ENGOs advise on approach to Long-Term Energy Plan Review

CELA joined several ENGOs in making recommendations to Ontario’s Ministry of Energy on the structure of upcoming Long-Term Energy Plan public consultations. We want to ensure that the public is adequately consulted and there’s an opportunity to review alternative scenarios for Ontario’s energy future. We’re encouraging the government to focus on transitioning to a community-based system as envisioned in its Climate Change Action Plan.

Seeking the end of PBDEs in the Great Lakes

CELA commended the International Joint Commission’s Water Quality Board (IJC WQB) on the recent release of its report, which included recommendations on harmful Polybrominated Diphenyl Ethers (PBDEs) in the Great Lakes. CELA supports the IJC WQB’s five recommendations for binational efforts to address growing concerns about PBDEs in the Great Lakes.

BLOG: The Ottawa River’s best kept secret

CELA Executive Director Theresa McClenaghan visited the Ottawa River’s waterfront in the town of Deep River, after site tours at Chalk River Nuclear Laboratories and the nuclear demonstration plant near Rolphton, Ontario. A sign at Deep River’s waterside park says it is Ontario’s “best kept secret.” It’s all too accurate, she writes. And not in a good way.


Faces of CELA

This month we caught up with CELA board member Lauren Alcorn. In addition to her role with CELA, Lauren works on poverty alleviation through access to water and sanitation projects in India and is based in Montreal with the ONE DROP Foundation. She’s also worked for the United Nations Association in Canada and Schools Without Borders. Lauren has lived, studied and worked in Denmark, Cuba, Ghana, India and Central America.

Why did you get involved with CELA?
The work that CELA does in protecting the environment, our health, and law reforms is really interesting and inspiring. To be a member of the board and support the organization in its efforts enables me to be part of something bigger.

What’s the path that brought you to CELA?
At the time I joined CELA’s board (about 8 years ago), I was working on a nationwide program for youth and the right to water. CELA’s work on source water protection and the Walkerton Inquiry helped us understand our civic duty and the essential role that youth need to play in the protection and conservation of this precious life source.

What’s the connection between international development and CELA’s work?
I am currently working in the WASH (water sanitation and hygiene) sector on projects in Asia, where access to safe drinking water and sanitation is a major challenge. But this dire situation is not limited to the developing world. It’s becoming more prevalent across North America. There are many lessons to be learned and a lot of knowledge to be shared among all nations, especially in the years to come.

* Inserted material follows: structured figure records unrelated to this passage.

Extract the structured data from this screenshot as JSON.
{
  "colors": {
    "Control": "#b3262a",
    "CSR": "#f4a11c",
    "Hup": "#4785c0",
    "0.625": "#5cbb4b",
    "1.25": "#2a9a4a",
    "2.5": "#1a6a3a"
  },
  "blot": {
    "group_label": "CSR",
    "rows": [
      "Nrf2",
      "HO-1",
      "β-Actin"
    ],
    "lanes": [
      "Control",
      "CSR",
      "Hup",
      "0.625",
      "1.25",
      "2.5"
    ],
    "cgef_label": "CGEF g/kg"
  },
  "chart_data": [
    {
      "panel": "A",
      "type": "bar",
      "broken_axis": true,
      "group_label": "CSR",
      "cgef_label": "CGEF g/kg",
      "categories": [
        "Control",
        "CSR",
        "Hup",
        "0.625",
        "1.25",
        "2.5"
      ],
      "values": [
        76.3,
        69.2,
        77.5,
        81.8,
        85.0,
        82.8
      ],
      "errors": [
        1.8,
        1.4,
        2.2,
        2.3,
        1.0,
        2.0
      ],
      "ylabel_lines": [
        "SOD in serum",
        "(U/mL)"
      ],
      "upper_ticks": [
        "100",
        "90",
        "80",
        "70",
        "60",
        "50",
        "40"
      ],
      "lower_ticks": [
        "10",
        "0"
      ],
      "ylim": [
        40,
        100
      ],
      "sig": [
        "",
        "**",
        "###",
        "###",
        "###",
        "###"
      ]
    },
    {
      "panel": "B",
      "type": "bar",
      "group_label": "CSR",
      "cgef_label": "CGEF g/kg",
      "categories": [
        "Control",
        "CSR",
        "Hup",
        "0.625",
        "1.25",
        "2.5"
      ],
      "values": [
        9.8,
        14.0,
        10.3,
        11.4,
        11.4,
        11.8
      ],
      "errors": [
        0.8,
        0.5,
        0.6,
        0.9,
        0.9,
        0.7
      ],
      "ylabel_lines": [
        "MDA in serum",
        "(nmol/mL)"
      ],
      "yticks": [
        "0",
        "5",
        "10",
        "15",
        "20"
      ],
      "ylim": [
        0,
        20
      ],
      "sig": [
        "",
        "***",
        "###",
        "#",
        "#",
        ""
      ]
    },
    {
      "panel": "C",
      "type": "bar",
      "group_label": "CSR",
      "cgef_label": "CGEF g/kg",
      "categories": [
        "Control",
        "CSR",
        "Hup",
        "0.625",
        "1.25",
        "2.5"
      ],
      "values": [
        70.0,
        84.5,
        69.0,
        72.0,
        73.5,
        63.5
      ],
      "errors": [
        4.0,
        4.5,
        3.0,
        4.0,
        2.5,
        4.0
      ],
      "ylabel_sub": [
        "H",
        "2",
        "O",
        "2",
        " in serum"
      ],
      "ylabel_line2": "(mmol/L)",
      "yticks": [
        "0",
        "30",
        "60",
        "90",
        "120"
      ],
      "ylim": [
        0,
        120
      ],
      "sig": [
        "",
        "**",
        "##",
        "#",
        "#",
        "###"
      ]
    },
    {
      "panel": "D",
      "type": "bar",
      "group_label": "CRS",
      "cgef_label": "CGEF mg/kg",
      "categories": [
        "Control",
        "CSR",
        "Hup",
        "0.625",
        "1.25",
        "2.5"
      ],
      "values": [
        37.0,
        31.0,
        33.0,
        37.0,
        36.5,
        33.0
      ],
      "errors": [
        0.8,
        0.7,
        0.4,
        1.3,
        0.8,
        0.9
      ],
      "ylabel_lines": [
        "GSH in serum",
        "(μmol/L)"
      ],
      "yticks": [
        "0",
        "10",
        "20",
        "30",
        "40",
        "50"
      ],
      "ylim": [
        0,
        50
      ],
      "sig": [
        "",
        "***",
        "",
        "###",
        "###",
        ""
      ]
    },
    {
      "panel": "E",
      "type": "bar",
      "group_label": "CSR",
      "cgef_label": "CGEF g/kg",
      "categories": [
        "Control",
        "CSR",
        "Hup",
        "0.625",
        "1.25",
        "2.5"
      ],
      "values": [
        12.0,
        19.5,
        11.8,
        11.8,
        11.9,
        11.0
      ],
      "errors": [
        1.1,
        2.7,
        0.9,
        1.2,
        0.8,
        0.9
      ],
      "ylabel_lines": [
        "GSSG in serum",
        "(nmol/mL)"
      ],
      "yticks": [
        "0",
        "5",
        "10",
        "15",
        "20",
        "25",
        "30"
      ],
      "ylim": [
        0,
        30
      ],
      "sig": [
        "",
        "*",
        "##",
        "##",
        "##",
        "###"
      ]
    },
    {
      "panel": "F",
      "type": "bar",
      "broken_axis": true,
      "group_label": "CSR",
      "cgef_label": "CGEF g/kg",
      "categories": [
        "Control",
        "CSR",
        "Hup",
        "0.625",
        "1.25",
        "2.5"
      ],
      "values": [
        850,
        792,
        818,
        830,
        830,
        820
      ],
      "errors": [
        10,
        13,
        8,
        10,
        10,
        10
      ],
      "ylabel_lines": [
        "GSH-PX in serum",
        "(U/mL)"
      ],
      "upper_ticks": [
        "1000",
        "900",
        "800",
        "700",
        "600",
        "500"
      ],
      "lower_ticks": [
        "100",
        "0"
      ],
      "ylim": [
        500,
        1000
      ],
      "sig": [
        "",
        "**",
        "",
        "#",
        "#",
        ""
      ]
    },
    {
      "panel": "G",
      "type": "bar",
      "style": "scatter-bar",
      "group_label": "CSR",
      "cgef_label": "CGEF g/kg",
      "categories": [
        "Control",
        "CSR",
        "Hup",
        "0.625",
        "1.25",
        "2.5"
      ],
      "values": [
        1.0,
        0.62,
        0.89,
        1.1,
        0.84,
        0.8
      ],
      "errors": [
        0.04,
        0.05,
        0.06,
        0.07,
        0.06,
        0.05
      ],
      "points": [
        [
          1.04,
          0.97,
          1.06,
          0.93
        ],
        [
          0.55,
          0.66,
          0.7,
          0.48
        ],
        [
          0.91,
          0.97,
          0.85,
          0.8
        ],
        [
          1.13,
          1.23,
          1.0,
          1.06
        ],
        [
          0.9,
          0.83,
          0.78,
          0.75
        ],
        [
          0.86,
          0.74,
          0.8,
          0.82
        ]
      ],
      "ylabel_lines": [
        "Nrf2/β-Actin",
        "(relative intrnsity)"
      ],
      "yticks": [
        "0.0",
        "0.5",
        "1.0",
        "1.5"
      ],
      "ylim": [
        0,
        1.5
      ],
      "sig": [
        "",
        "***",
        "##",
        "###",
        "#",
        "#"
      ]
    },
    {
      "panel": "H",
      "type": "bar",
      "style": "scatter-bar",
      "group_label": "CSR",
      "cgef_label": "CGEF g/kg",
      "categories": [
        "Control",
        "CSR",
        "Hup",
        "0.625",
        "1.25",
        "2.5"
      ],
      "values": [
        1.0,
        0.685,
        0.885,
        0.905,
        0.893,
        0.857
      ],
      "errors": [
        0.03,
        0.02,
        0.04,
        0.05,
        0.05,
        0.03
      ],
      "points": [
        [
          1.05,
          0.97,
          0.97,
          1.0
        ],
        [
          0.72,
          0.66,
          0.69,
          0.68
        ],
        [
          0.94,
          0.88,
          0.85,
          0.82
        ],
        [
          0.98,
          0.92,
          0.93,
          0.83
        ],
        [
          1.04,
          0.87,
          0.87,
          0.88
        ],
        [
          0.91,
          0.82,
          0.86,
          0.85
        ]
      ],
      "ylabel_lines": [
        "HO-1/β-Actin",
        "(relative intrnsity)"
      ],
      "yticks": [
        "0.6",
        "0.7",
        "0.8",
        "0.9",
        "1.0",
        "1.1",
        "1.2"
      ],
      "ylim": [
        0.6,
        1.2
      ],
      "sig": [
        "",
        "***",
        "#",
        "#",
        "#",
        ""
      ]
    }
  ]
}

What’s an important environmental regulation you’d like to see implemented in Canada?
When it comes to water source protection, we need to be looking at it from a watershed perspective. It’s important to regulate and collaborate with all stakeholders invested in and around the watershed so that we can be part of creating a holistic and comprehensive approach to protection and conservation.

When you’re not busy working, what do you like to do?
I travel a lot for work, so when I’m home I like to spend my down time with my two boys doing puzzles, baking, arts and crafts and being silly. They remind me to slow down and be in the moment. Life as a kid is sweet.


Farewell, Erica!

We’re sad to say goodbye to Erica Stahl. Erica joined CELA as an articling student and stayed on with us as counsel supporting several of CELA’s litigation files, law reform initiatives, and research projects, including working with the ARCH Disability Law Centre on a soon-to-be-published paper analyzing the legal rights of those affected by multiple chemical sensitivities. CELA staff were among many of Erica’s fans supporting her successful participation in the epic Friends for Life Bike Rally from Toronto to Montreal this summer. Our loss is Vancouver’s gain. We wish her all the best!